In this action, Plaintiff brings claims against Defendant for injuries related to a train collision on July 3, 2017, pursuant to: (1) the Federal Employers' Liability Act ("FELA"), 45 U.S.C. §§ 51 et seq.; and (2) the Federal Safety Appliance Act, 49 U.S.C. §§ 20301 et seq. The matter is set on the Court's May 2021 jury-trial docket.
I. Applicable Law
A motion in limine is a "pretrial request that certain inadmissible evidence not be referred to or offered at trial." Edens v. Netherlands Ins. Co., 834 F.3d 1116, 1130 (10th Cir. 2016) (emphasis and internal quotation marks omitted). Through such a motion, a party may "request . . . guidance by the court regarding an evidentiary question, which the court may provide at its discretion to aid the parties in formulating trial strategy." Id. (internal quotation marks omitted). "A court's in limine rulings are preliminary and are subject to change as the case unfolds or at its discretion." Godfrey v. CSAA Fire & Cas. Ins. Co., No. CIV-19-329-JD, 2020 WL 1056306, at *1 (W.D. Okla. Mar. 4, 2020) (citing Luce v. United States, 469 U.S. 38, 41-42 (1984)).
II. Defendant's Motion
In this Motion, Defendant asserts that after the train collision at issue in this case, Defendant conducted an investigation into potential rules violations by the employees aboard and ultimately declined to pursue disciplinary action against Plaintiff. See Def.'s Mot. at 2. Defendant anticipates that Plaintiff will seek to introduce evidence of Defendant's decision not to pursue discipline. See id. at 2-3. According to Defendant, Plaintiff's attempt to use this evidence of a failure to discipline will confuse the issues before the jury and accordingly is prohibited under Federal Rule of Evidence 403. Id. Defendant also argues that "evidence of employee discipline (or the lack thereof) qualifies as a subsequent remedial measure" and so is not admissible to prove "negligence" or "culpable conduct." Id. at 3; Fed. R. Evid. 407; cf. Bullock v. BNSF Ry. Co., 399 P.3d 148, 155-60 (Kan. 2017) (finding that evidence of post-accident employee discipline was a subsequent remedial measure that could not be admitted to show negligence or culpable conduct under Kansas law but that the railroad's post-accident investigation that preceded the disciplinary action was not a subsequent remedial measure).

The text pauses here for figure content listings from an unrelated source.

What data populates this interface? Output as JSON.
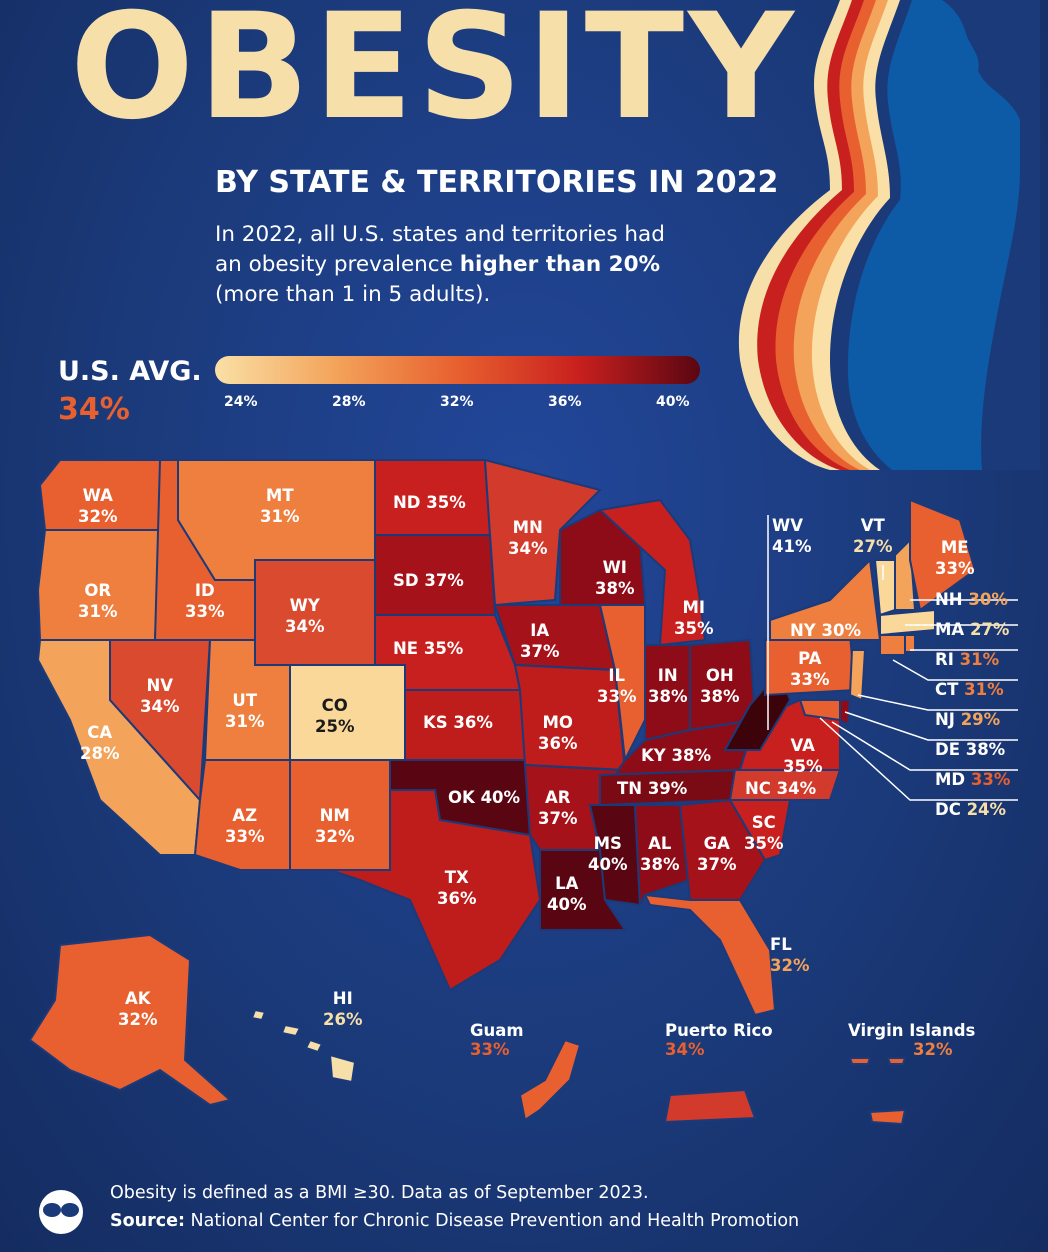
{
  "header": {
    "title": "OBESITY",
    "subtitle": "BY STATE & TERRITORIES IN 2022",
    "description_part1": "In 2022, all U.S. states and territories had an obesity prevalence ",
    "description_bold": "higher than 20%",
    "description_part2": " (more than 1 in 5 adults)."
  },
  "us_average": {
    "label": "U.S. AVG.",
    "value": "34%"
  },
  "legend": {
    "ticks": [
      "24%",
      "28%",
      "32%",
      "36%",
      "40%"
    ],
    "colors": [
      "#fae0a6",
      "#f3a35a",
      "#e8602f",
      "#c8201e",
      "#5a0612"
    ]
  },
  "states": {
    "WA": {
      "abbr": "WA",
      "value": "32%"
    },
    "OR": {
      "abbr": "OR",
      "value": "31%"
    },
    "CA": {
      "abbr": "CA",
      "value": "28%"
    },
    "ID": {
      "abbr": "ID",
      "value": "33%"
    },
    "NV": {
      "abbr": "NV",
      "value": "34%"
    },
    "MT": {
      "abbr": "MT",
      "value": "31%"
    },
    "WY": {
      "abbr": "WY",
      "value": "34%"
    },
    "UT": {
      "abbr": "UT",
      "value": "31%"
    },
    "CO": {
      "abbr": "CO",
      "value": "25%"
    },
    "AZ": {
      "abbr": "AZ",
      "value": "33%"
    },
    "NM": {
      "abbr": "NM",
      "value": "32%"
    },
    "ND": {
      "abbr": "ND",
      "value": "35%"
    },
    "SD": {
      "abbr": "SD",
      "value": "37%"
    },
    "NE": {
      "abbr": "NE",
      "value": "35%"
    },
    "KS": {
      "abbr": "KS",
      "value": "36%"
    },
    "OK": {
      "abbr": "OK",
      "value": "40%"
    },
    "TX": {
      "abbr": "TX",
      "value": "36%"
    },
    "MN": {
      "abbr": "MN",
      "value": "34%"
    },
    "IA": {
      "abbr": "IA",
      "value": "37%"
    },
    "MO": {
      "abbr": "MO",
      "value": "36%"
    },
    "AR": {
      "abbr": "AR",
      "value": "37%"
    },
    "LA": {
      "abbr": "LA",
      "value": "40%"
    },
    "WI": {
      "abbr": "WI",
      "value": "38%"
    },
    "IL": {
      "abbr": "IL",
      "value": "33%"
    },
    "MS": {
      "abbr": "MS",
      "value": "40%"
    },
    "MI": {
      "abbr": "MI",
      "value": "35%"
    },
    "IN": {
      "abbr": "IN",
      "value": "38%"
    },
    "KY": {
      "abbr": "KY",
      "value": "38%"
    },
    "TN": {
      "abbr": "TN",
      "value": "39%"
    },
    "AL": {
      "abbr": "AL",
      "value": "38%"
    },
    "OH": {
      "abbr": "OH",
      "value": "38%"
    },
    "GA": {
      "abbr": "GA",
      "value": "37%"
    },
    "FL": {
      "abbr": "FL",
      "value": "32%"
    },
    "SC": {
      "abbr": "SC",
      "value": "35%"
    },
    "NC": {
      "abbr": "NC",
      "value": "34%"
    },
    "VA": {
      "abbr": "VA",
      "value": "35%"
    },
    "WV": {
      "abbr": "WV",
      "value": "41%"
    },
    "PA": {
      "abbr": "PA",
      "value": "33%"
    },
    "NY": {
      "abbr": "NY",
      "value": "30%"
    },
    "VT": {
      "abbr": "VT",
      "value": "27%"
    },
    "ME": {
      "abbr": "ME",
      "value": "33%"
    },
    "NH": {
      "abbr": "NH",
      "value": "30%"
    },
    "MA": {
      "abbr": "MA",
      "value": "27%"
    },
    "RI": {
      "abbr": "RI",
      "value": "31%"
    },
    "CT": {
      "abbr": "CT",
      "value": "31%"
    },
    "NJ": {
      "abbr": "NJ",
      "value": "29%"
    },
    "DE": {
      "abbr": "DE",
      "value": "38%"
    },
    "MD": {
      "abbr": "MD",
      "value": "33%"
    },
    "DC": {
      "abbr": "DC",
      "value": "24%"
    },
    "AK": {
      "abbr": "AK",
      "value": "32%"
    },
    "HI": {
      "abbr": "HI",
      "value": "26%"
    }
  },
  "territories": {
    "guam": {
      "name": "Guam",
      "value": "33%"
    },
    "puerto_rico": {
      "name": "Puerto Rico",
      "value": "34%"
    },
    "virgin_islands": {
      "name": "Virgin Islands",
      "value": "32%"
    }
  },
  "footer": {
    "note": "Obesity is defined as a BMI ≥30. Data as of September 2023.",
    "source_label": "Source:",
    "source_text": " National Center for Chronic Disease Prevention and Health Promotion"
  }
}
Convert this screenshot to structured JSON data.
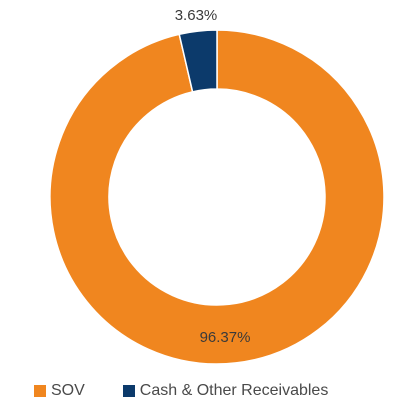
{
  "chart_data": {
    "type": "pie",
    "donut": true,
    "slices": [
      {
        "name": "SOV",
        "value": 96.37,
        "label": "96.37%",
        "color": "#F0861F"
      },
      {
        "name": "Cash & Other Receivables",
        "value": 3.63,
        "label": "3.63%",
        "color": "#0C3A6B"
      }
    ],
    "legend": {
      "position": "bottom-left",
      "items": [
        "SOV",
        "Cash & Other Receivables"
      ]
    }
  }
}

Plaintiff responds that the disputed evidence demonstrates Defendant's placement of the blame for the incident upon Plaintiff and is "vital[l]y important" to Plaintiff's proof of mental anguish. Pl.'s Resp. at 2. Plaintiff, however, entirely ignores all of Defendant's legal arguments for exclusion.
It is not apparent to the Court that evidence of Defendant's decision not to pursue disciplinary action is relevant to the claims or defenses being presented. Because Plaintiff is presenting only a claim based on violation of the FSAA, Defendant may not (and in any event had previously stated it would not) assert a defense of contributory negligence. And it is unclear how evidence of Defendant's decision not to pursue disciplinary action against Plaintiff would have subjected Plaintiff to mental anguish.
Defendant also raises arguments as to the inadmissibility of the disciplinary decision for purposes of Plaintiff's rebuttal of a defense of contributory negligence on a FELA negligence claim. Because Plaintiff is no longer pursuing such a claim, but only a claim premised upon an FSAA statutory violation, that defense is inapplicable and this basis for exclusion need not be considered. See Makovy v. Kan. City S. Ry. Co., 339 F. Supp. 3d 1242, 1248 (E.D. Okla. Oct. 16, 2018) ("When the claim is one of general negligence under FELA, a plaintiff's contributory negligence will not bar recovery, but may reduce damages. By contrast, Defendant may not assert contributory negligence as a defense to Plaintiff's FSAA claim. Rather, once a violation of the FSAA is established . . . a plaintiff's contributory negligence, if any, may not be considered at all." (omission in original) (citation and internal quotation marks omitted)). --------
CONCLUSION
Defendant's Fifth Motion in Limine (Doc. No. 96) therefore is GRANTED. Plaintiff may, however, raise the issue with the Court prior to introducing any such evidence or testimony.
IT IS SO ORDERED this 17th day of May, 2021.